At some points in December, when cases of diphtheria started to emerge, we had 50 to 60 patients a day and we were operating in five tents because the facility was not finished yet. We worked through some cold nights.
Some local people in Cox’s Bazar worry that they are becoming a minority with the arrival of so many refugees and they have some concerns. But it is important to understand that the Rohingya haven’t come here to enjoy themselves, but to save their lives. We ourselves faced a similar situation in 1971, when we lived through the liberation war [war of independence from Pakistan] and millions of Bangladeshis found shelter in neighboring India.
Every day when we do follow-up care and a patient says that they are no longer in pain or have a fever, we feel good because we have managed to control a bit more of the disease.
On the other hand, a very sad moment was when we lost two patients, a baby girl, about three years old, and an eight-year-old girl. They died in front of me. We did all we could. At first, the baby was well, but from 11:00 p.m. onwards she deteriorated. The level of toxin in her body was very high and she had problems breathing. At about 3:00 a.m. we tried cardiopulmonary resuscitation, but by 4:00 a.m. she had died.
The magnitude of the needs here need to be better understood by the rest of the world.
Providing Mental Health Care
Khadiza Chowdhry, mental health counselor
Mental health counselor Khadiza Chowdhry [not pictured] has been working in the MSF clinic near the Nayapara refugee camp since November 2017, when her husband saw a vacancy and encouraged Khadiza to work. She is now part of a four-member team that provides psychosocial support to Rohingya refugees. The camp has increased in size dramatically in the last few weeks.
Most of the women are missing their husbands or sons. Their houses have been burnt. They are very worried about their future.
For the patients, mental health consultations are always something new. They didn’t have access to these services in Myanmar. The consultations make them feel better because they have someone they can tell their story to.

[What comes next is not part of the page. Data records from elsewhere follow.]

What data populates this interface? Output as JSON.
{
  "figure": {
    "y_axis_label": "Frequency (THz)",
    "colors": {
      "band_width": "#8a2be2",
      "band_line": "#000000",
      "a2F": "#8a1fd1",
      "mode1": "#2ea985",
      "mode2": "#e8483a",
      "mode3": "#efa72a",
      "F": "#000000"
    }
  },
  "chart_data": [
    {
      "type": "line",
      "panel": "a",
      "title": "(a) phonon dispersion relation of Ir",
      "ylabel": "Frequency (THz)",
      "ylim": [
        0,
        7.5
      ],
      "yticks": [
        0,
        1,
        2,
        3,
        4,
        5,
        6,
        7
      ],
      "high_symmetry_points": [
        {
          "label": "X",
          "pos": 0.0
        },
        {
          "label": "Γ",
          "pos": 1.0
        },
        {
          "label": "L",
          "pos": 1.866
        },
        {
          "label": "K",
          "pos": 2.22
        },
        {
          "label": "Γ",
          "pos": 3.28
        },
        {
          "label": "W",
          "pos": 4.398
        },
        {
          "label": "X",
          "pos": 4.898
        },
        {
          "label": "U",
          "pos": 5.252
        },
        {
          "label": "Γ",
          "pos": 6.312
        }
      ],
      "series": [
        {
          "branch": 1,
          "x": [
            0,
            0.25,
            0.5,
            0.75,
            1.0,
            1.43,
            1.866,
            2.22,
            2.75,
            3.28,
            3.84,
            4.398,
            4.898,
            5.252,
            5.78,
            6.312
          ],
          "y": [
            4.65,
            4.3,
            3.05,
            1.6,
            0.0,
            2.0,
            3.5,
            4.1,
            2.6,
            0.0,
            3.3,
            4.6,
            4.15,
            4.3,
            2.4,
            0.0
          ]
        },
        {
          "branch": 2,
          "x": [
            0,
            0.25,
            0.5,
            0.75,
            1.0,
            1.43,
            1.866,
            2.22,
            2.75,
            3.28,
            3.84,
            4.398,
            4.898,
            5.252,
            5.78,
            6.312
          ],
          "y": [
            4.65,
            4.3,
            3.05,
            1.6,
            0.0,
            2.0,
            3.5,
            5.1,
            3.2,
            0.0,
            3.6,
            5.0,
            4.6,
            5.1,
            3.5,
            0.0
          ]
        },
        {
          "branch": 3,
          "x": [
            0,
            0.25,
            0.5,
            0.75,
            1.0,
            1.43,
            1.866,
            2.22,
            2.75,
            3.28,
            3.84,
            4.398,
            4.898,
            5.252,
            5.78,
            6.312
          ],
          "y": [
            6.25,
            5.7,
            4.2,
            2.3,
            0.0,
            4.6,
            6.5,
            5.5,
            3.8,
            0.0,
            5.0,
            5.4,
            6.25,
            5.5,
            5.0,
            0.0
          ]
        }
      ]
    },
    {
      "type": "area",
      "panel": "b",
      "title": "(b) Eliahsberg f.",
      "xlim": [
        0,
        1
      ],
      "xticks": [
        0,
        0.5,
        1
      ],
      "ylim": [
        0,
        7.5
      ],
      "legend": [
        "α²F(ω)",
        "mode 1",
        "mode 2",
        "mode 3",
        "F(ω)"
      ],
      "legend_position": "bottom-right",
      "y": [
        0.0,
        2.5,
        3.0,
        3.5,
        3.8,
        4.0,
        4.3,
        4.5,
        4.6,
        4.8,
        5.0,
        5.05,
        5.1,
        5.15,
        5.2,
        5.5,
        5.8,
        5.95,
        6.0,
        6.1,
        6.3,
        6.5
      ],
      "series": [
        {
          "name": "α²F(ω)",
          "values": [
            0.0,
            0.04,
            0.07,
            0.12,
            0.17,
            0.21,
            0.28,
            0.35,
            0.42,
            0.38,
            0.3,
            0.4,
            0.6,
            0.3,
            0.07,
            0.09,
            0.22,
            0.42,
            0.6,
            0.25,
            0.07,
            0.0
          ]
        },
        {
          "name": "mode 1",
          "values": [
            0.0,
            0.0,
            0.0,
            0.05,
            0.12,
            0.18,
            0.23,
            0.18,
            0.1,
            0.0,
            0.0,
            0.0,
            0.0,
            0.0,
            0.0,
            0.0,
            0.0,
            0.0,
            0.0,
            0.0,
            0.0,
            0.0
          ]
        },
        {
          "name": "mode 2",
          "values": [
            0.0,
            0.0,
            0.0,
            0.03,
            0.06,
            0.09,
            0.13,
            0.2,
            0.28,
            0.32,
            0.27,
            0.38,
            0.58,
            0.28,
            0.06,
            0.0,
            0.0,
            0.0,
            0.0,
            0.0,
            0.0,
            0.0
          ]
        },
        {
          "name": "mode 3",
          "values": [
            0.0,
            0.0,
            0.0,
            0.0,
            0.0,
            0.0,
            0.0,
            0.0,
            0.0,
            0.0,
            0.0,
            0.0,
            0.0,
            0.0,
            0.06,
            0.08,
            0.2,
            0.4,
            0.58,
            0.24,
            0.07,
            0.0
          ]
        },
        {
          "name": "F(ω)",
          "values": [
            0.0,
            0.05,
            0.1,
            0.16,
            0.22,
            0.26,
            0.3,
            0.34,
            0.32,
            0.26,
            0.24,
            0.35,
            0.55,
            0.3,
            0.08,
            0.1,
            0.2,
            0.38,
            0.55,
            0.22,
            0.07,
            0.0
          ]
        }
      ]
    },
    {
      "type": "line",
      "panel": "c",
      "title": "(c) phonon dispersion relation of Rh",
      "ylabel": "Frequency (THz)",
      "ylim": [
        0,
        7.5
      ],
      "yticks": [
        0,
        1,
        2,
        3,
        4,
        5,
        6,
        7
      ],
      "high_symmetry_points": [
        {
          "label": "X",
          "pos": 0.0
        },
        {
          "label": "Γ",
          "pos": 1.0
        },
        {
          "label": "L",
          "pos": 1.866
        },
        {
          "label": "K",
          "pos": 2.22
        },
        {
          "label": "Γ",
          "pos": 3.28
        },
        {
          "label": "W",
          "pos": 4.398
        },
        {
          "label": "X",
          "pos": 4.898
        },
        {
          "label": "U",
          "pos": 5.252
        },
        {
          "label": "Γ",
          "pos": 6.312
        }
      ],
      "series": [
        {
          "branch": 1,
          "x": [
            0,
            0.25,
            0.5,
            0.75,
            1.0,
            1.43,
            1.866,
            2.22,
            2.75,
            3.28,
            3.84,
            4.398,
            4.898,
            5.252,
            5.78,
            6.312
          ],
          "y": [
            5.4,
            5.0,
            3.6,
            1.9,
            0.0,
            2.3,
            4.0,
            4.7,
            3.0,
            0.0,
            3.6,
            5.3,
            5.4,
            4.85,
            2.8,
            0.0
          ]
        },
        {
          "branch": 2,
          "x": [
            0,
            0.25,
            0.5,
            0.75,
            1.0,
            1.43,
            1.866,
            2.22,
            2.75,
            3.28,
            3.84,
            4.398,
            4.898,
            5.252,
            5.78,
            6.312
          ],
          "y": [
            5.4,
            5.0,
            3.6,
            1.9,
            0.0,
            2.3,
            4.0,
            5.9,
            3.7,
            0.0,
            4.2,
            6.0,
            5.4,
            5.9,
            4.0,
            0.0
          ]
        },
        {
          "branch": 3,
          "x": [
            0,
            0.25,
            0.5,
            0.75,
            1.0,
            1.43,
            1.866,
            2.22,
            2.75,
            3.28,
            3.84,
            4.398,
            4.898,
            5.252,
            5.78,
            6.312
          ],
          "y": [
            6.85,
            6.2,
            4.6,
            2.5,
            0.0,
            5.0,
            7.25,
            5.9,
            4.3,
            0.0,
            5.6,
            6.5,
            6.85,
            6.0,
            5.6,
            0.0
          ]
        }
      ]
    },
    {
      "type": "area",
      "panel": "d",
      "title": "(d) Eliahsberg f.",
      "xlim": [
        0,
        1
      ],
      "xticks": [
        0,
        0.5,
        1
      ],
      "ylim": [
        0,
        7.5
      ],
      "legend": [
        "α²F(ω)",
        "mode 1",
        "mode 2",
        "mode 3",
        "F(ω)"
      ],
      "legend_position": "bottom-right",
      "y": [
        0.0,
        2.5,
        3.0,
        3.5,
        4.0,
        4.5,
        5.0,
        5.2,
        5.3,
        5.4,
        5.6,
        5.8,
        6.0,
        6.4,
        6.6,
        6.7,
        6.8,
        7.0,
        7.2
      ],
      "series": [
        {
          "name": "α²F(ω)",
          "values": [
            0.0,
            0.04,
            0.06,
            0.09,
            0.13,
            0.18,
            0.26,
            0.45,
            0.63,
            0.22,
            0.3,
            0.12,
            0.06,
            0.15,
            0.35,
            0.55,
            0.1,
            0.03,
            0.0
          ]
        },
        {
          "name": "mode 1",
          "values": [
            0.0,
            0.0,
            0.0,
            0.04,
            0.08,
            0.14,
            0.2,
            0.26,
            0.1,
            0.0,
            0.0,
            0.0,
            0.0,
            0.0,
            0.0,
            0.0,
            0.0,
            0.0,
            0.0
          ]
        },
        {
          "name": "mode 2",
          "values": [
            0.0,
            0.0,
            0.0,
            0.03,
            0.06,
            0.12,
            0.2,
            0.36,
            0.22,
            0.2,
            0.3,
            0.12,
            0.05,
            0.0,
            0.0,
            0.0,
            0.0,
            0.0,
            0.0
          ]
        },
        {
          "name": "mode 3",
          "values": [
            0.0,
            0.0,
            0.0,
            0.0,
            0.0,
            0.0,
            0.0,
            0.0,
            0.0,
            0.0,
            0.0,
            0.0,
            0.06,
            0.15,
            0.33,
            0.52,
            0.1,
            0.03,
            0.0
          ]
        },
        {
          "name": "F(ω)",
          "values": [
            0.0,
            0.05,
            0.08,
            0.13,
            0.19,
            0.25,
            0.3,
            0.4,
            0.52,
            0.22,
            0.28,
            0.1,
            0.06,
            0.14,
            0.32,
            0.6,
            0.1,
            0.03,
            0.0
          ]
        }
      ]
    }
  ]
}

Our mental health community educators work directly with the Rohingya community. They select patients who are then referred to us. Many of them are suffering from insomnia.
Some patients are referred to the Kutupalong clinic if they are found to have psychiatric issues. I meet with four or five new patients every day and do follow up with another four. Each session lasts from 45 minutes to an hour. I generally talk to both adult men and women, but today we had a child patient. In two and a half months, 180 patients have been provided with mental health consultations at this clinic.
They find it easy to talk with the counselors because, despite all the issues they carry on their shoulders, they prefer to open up to someone who is from outside their community. I recall a case of an 18-year-old boy who had nobody. His mother, father, and brother had been killed. He had been beaten and could not move his leg.
He came to the consultation because of pain in his hand. He used to work in Myanmar as a day laborer, but now he is unable do anything. He gets some relief items and begs for some money. In our sessions, I ask him about activities that help him to feel better. He says he finds some relief by thinking of his mother and father, and when he watches TV in a nearby tea shop. I encourage him to do things that provide relief. I say to him, “You are not alone in the world; all of humankind is here with you.”